People would be encouraged, by a marketing campaign, to see the challenge in firing their winged bottles into bins, rather than just dropping them. Groups of youngsters would be encouraged to film long-distance target practice shots and upload these to YouTube, in order to win a national anti-litter prize.

They might gain extra points by also filming the process of loading their bottles with other rubbish to provide better flight dynamics and clean up their neighbourhood whilst having some extra fun.

#685: Dragbag

Responsible dog owners are supposed to collect their animals’ excrement and carry it to a designated dog waste bin (at least in many cities).

Today’s invention is a way for such people to illustrate their responsibility by carrying with them a highly visible, ultra-durable bag marked “Dog Waste.” Any scurrilous owners not thus equipped and allowing their canine pals to defecate literally with abandon could then be approached by dog wardens and, if necessary, fined.

The bags would be inverted to lift the dog mess and also be equipped with a nylon rope so that, when filled, each could be dragged behind the owner in search of a suitable bin, rather than be carried in a pocket. This would further publicise their effort, avoid the dreadful stench and allow their dog, if walking off-lead behind, to follow and catch up more easily.

These bags could be hosed out on returning home which would also reduce the problem of dealing with the millions of plastic bags filled with dog poo left in waste bins.

#684: Paperpatch

When small but visible regions of one’s textured wallpaper get damaged, it is usually painful to have to consider repapering an entire room.

Today’s invention delays the redecoration work by attempting to repair the texture of (monochrome) paper.

A textured surface, A, has sustained a small region of damage, B. A (lightly-greased) matrix of fine rods, C, is then pressed into contact with an undamaged region of texture, so as to take up its surface profile.

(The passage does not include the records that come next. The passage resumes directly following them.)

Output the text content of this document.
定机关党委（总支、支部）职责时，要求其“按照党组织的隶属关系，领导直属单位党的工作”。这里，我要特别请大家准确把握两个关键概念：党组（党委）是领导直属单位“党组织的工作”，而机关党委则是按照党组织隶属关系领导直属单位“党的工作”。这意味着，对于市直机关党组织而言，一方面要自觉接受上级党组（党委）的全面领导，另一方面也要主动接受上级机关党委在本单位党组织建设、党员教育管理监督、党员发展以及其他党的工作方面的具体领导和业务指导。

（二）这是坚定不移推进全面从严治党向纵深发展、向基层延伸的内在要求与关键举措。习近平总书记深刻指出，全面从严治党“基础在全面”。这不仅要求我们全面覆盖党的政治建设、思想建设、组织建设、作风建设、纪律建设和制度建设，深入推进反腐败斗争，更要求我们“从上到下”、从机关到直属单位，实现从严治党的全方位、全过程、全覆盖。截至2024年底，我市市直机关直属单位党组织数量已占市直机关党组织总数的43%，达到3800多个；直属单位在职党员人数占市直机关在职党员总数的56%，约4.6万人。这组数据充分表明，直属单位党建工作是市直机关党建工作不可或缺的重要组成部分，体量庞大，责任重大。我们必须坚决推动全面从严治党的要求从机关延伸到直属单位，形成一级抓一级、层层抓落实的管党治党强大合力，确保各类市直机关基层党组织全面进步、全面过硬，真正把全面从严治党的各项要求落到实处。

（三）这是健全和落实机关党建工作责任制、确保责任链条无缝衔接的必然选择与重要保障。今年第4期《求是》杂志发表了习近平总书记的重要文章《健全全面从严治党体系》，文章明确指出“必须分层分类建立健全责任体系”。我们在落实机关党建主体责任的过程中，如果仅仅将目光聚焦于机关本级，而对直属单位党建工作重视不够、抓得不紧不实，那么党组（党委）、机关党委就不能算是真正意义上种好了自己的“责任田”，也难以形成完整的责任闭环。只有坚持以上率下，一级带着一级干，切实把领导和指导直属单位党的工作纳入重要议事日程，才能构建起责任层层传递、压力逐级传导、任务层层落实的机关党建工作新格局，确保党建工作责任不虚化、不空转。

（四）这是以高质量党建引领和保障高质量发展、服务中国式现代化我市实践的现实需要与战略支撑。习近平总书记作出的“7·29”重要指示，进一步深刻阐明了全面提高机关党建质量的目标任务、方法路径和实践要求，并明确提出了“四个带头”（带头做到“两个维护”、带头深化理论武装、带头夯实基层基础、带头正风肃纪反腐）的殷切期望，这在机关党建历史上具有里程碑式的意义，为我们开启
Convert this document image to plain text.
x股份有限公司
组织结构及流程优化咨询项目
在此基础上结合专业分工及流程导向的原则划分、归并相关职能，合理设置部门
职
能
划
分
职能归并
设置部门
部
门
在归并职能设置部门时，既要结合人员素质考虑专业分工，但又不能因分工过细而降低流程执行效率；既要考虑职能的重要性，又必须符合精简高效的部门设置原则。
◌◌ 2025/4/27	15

C is then wedged in place over the offending hole in the paper and a papier-mache pulp (D, in blue) is squeezed through a small gap in the matrix. This can then be repainted conveniently when the pulp hardens and the matrix is removed.

This approach might be obviously adopted for the repair of a range of other textured surfaces.

#683: Insole-ators

Armies tend to get equipped with felt overboots every time their local megalomaniac decides it’s a good idea to pick a fight with Russia (The French army still gets these issued with only a single word of explanation: “Moscow”).

Standing on a Northern railway platform recently, I was reminded of these facts, whilst also thinking that wet leather is a surprisingly good thermal conductor of heat from my feet to the frozen ground.

Rather than go with felt, though, I thought that it would be good to stand on two vacuum flasks.

Today’s invention is a clip-on sole for shoes containing two, flat ‘vacuum’ chambers; one for the forefoot and one for the heel. Each of these chambers would have a thin outer wall made of fibreglass, to sustain the low internal pressure, whilst also minimising the conduction of heat from foot to floor.

#682: SharpShield

Stabbing attacks on e.g. police officers and other public-facing staff are particularly hard to defend against. Even bulletproof clothing can be punctured by a sharp knife.

It’s possible to wear a vest which can withstand a sharp point, but the pressure generated at the tip of a knife blade is enormous and the appropriate protective clothing becomes too bulky to be comfortable.

Today’s invention is a new configuration of shielding consisting of a continuous, flexible sheet of concave hexagons, moulded in tough plastic. When a knife point slams into this surface, it will tend to deflect into the base of the nearest concavity. Each dip contains an embedded metal ring (yellow) which locates the point and spreads its impact across neighbouring ‘cells’, without ever allowing the point to penetrate to the person underneath (pink).